Adoptions in Italy numbered 4,130 in 2010. This figure relates to overseas adoptions, domestic adoption from within Italy being relatively difficult.

In 2006 there were 11,000 couples in Italy on the waiting lists of various adoption agencies.

==Adoptive process==
As in most jurisdictions, prospective adoptive parents are required to undergo assessment and must show that they will make suitable parents. Italian law requires adopters to be married (or living together) for at least 3 years. There are also restrictions on the age difference between the prospective parents and the child or children they wish to adopt. On 22 June 2016, the possibility of stepchild adoption by LGBT couples was confirmed by the Court of Cassation in a decision published on 22 June 2016. However, Italian law prohibits adoption by single parents, unless one of the parents inherited custody of the child through either legal separation or death of a spouse. Since 2025, international adoption is possible for single women.

==Countries of origin==
According to statistical data published by the Italian Commissione per le Adozioni Internazionali, 2010 was the year with the highest number of international adoptions by Italian couples. The Commission for International Adoptions, chaired by Undersecretary Senator Carlo Giovanardi, granted entry in Italy to 4130 children from 58 countries, up from 3964 in 2009 (4.2% increase), 639 of which were special needs children.

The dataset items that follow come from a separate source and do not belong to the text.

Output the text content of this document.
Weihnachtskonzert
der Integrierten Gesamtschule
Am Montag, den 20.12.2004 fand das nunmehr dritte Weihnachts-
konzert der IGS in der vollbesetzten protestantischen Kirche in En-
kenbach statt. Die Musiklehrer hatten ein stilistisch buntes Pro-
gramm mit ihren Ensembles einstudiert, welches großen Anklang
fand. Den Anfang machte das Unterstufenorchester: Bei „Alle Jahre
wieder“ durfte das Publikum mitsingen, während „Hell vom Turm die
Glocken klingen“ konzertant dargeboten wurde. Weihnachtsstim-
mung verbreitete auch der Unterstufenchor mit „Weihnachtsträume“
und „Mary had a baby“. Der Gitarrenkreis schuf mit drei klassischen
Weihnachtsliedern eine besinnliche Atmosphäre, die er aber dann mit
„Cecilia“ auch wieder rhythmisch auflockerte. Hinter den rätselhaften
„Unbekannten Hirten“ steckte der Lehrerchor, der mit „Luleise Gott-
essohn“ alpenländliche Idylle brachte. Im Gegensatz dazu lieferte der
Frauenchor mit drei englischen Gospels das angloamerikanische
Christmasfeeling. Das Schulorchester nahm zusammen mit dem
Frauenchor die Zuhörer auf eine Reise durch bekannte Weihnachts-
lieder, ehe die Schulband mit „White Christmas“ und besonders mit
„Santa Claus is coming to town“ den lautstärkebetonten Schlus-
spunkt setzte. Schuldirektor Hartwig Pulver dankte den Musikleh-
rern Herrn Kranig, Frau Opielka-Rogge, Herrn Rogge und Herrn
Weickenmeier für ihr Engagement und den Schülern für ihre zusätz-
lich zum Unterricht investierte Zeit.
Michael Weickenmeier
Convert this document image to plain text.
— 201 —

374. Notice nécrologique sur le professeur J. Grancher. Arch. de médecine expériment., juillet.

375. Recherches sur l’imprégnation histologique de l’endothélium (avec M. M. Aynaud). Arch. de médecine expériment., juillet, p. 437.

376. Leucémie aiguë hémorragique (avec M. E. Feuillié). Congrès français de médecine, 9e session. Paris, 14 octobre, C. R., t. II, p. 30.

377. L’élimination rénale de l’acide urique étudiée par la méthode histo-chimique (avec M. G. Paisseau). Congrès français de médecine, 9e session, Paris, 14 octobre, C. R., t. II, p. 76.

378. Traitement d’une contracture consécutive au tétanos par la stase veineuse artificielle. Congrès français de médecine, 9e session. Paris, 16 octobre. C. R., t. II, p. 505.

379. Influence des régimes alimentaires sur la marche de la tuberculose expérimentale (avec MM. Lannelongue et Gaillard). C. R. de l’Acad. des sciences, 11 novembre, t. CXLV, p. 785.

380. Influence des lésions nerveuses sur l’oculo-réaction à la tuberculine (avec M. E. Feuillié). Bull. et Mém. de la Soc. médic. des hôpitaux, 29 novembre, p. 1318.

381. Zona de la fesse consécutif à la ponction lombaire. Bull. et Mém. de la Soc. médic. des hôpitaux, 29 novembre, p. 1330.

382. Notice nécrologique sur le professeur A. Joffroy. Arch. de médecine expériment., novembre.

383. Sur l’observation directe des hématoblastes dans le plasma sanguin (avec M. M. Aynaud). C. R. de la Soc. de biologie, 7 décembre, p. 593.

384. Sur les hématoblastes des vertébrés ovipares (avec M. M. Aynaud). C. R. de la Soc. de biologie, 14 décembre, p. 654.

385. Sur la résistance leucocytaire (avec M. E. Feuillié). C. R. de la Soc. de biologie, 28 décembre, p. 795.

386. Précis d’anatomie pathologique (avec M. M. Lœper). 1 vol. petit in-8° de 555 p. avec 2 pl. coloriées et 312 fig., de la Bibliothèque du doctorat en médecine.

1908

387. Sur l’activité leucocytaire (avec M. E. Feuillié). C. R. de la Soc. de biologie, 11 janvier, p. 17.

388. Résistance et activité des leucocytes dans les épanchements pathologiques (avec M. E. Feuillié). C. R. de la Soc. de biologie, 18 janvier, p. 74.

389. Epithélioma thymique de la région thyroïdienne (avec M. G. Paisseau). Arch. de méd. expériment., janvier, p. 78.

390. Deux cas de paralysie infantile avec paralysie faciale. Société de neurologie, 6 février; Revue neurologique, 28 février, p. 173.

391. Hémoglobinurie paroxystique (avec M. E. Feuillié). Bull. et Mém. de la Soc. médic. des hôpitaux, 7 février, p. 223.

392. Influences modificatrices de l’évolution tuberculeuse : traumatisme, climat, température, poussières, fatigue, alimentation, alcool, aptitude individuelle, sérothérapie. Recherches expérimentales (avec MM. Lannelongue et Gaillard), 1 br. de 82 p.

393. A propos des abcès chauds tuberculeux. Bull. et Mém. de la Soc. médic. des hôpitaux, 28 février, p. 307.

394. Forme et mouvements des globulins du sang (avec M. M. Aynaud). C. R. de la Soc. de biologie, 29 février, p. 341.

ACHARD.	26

The first country of origin is the Russian Federation with 707 children, but there was a particularly high increase in the number of children from Colombia, who numbered 592 compared to 444 of 2009. Colombia is therefore the second largest country of origin, followed by Ukraine with 426 adoptions, Brazil with 318, Ethiopia with 274, Vietnam with 251 and Poland with 193.

There was a significant increase of children from Latin America (+16.34%) and Asia (+34.71%) despite changes in domestic laws taking place in countries such as Vietnam, Cambodia and Nepal. Children from African countries numbered 443.

==Regional variation and age==
The Italian region with the highest number of adoptions is Lombardy, followed by Lazio, Tuscany and Veneto, but a significant increase was noted in the Southern regions, especially Campania, Apulia, Calabria and Sardinia. The only region where international adoptions in 2010 decreased by 14% was Sicily.

Foreign children adopted by Italian couples in 2010 were on average 6 years old, up from 5.9 in 2009.